Alternatively, for systems missing the vboxautostart service, we can create a custom systemd unit file that will contain our configurations to run VirtualBox on boot. systemd is a system and service manager for most Linux-based OSes.
Didn't see you mention the autostart-service, and the article is recent enough that maybe it was added as part of an update?
vboxautostart.service does not exist
Anything in /etc/systemd/system as vboxautostart?

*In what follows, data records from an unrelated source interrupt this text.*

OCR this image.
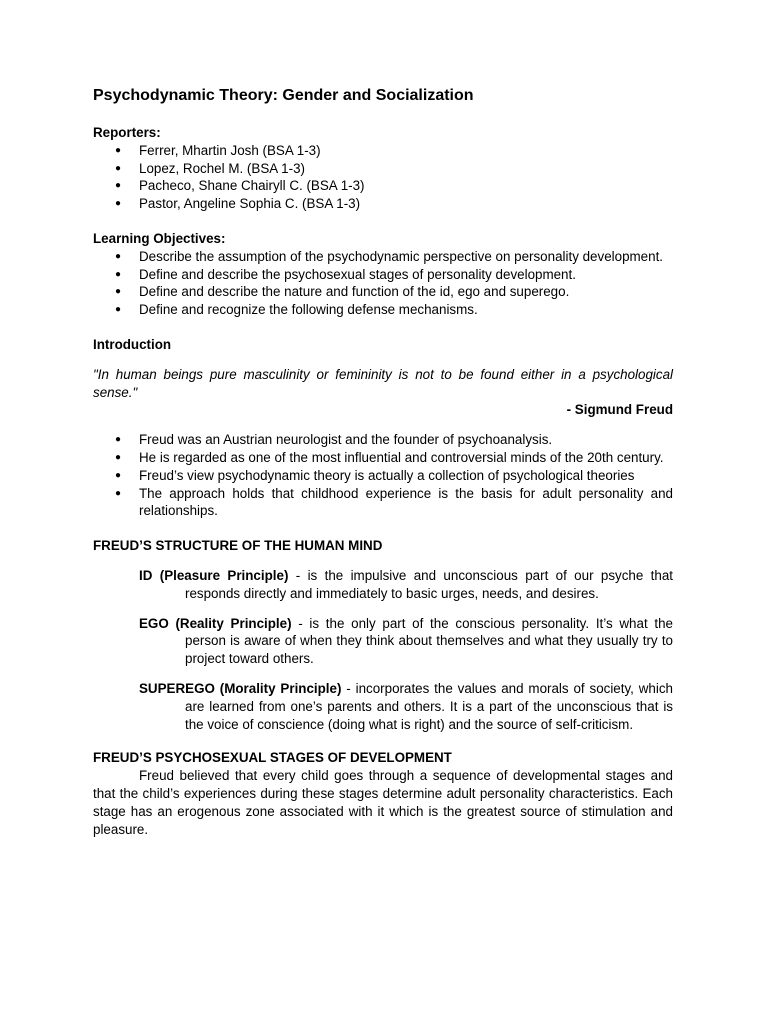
Psychodynamic Theory: Gender and Socialization

Reporters:

● Ferrer, Mhartin Josh (BSA 1-3)
● Lopez, Rochel M. (BSA 1-3)
● Pacheco, Shane Chairyll C. (BSA 1-3)
● Pastor, Angeline Sophia C. (BSA 1-3)

Learning Objectives:

● Describe the assumption of the psychodynamic perspective on personality development.
● Define and describe the psychosexual stages of personality development.
● Define and describe the nature and function of the id, ego and superego.
● Define and recognize the following defense mechanisms.

Introduction

"In human beings pure masculinity or femininity is not to be found either in a psychological sense."

- Sigmund Freud

● Freud was an Austrian neurologist and the founder of psychoanalysis.
● He is regarded as one of the most influential and controversial minds of the 20th century.
● Freud’s view psychodynamic theory is actually a collection of psychological theories
● The approach holds that childhood experience is the basis for adult personality and relationships.

FREUD’S STRUCTURE OF THE HUMAN MIND

ID (Pleasure Principle) - is the impulsive and unconscious part of our psyche that responds directly and immediately to basic urges, needs, and desires.

EGO (Reality Principle) - is the only part of the conscious personality. It’s what the person is aware of when they think about themselves and what they usually try to project toward others.

SUPEREGO (Morality Principle) - incorporates the values and morals of society, which are learned from one’s parents and others. It is a part of the unconscious that is the voice of conscience (doing what is right) and the source of self-criticism.

FREUD’S PSYCHOSEXUAL STAGES OF DEVELOPMENT

Freud believed that every child goes through a sequence of developmental stages and that the child’s experiences during these stages determine adult personality characteristics. Each stage has an erogenous zone associated with it which is the greatest source of stimulation and pleasure.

Anything in /etc/default/ virtualbox file?
No to both!
It's not a VB problem. I have the same issue with other programs too in Endeveaour OS. It appears that when you turn off the machine sometime a program get "stuck" and will keep auto starting itself without reason. The first time it happened to me it went away after an update, but now I'm having Firefox and Strawberry starting themselves just because they feel it.
My hypothesis is that if you shutdown the machine without closing a program it gets stuck. How to get rid of it? I still have no idea
Interesting... Do you also use KDE?
Yep!
Try to exclude it from being restored on KDE startup. There could be something running in the background that keeps getting saved and restored. Go to System Settings, System, Desktop Session, put virtualbox in the ignored applications list. You can also just choose "Start with an empty session" and then relog to see if that stops it from coming back, then you'll know if this is causing your problem or not. Good luck!
I was feeling good about this one, but that didn't work either.
Bummer! What's its parent process? Maybe that will hint at something.
I'm not sure what you mean by this, sorry! My Linux expertise is limited once I get below surface level.
Well hey, welcome to the Linux club :)
Unlike Windows, in Linux every process has a parent except for PID (Process ID) 1, which is the init system. You can run a command like ps auxf
and you'll get a tree of all your processes and you can hopefully see what spawned VirtualBox.
Looks like you need to change the session restore settings in KDE. It's the virtual box GUI that starts up?
https://docs.kde.org/stable5/en/plasma-desktop/kcontrol/kcmsmserver/index.html
No hablo espanol, but this seems to be telling me how to install virt-manager, which is not what I'm tying to do.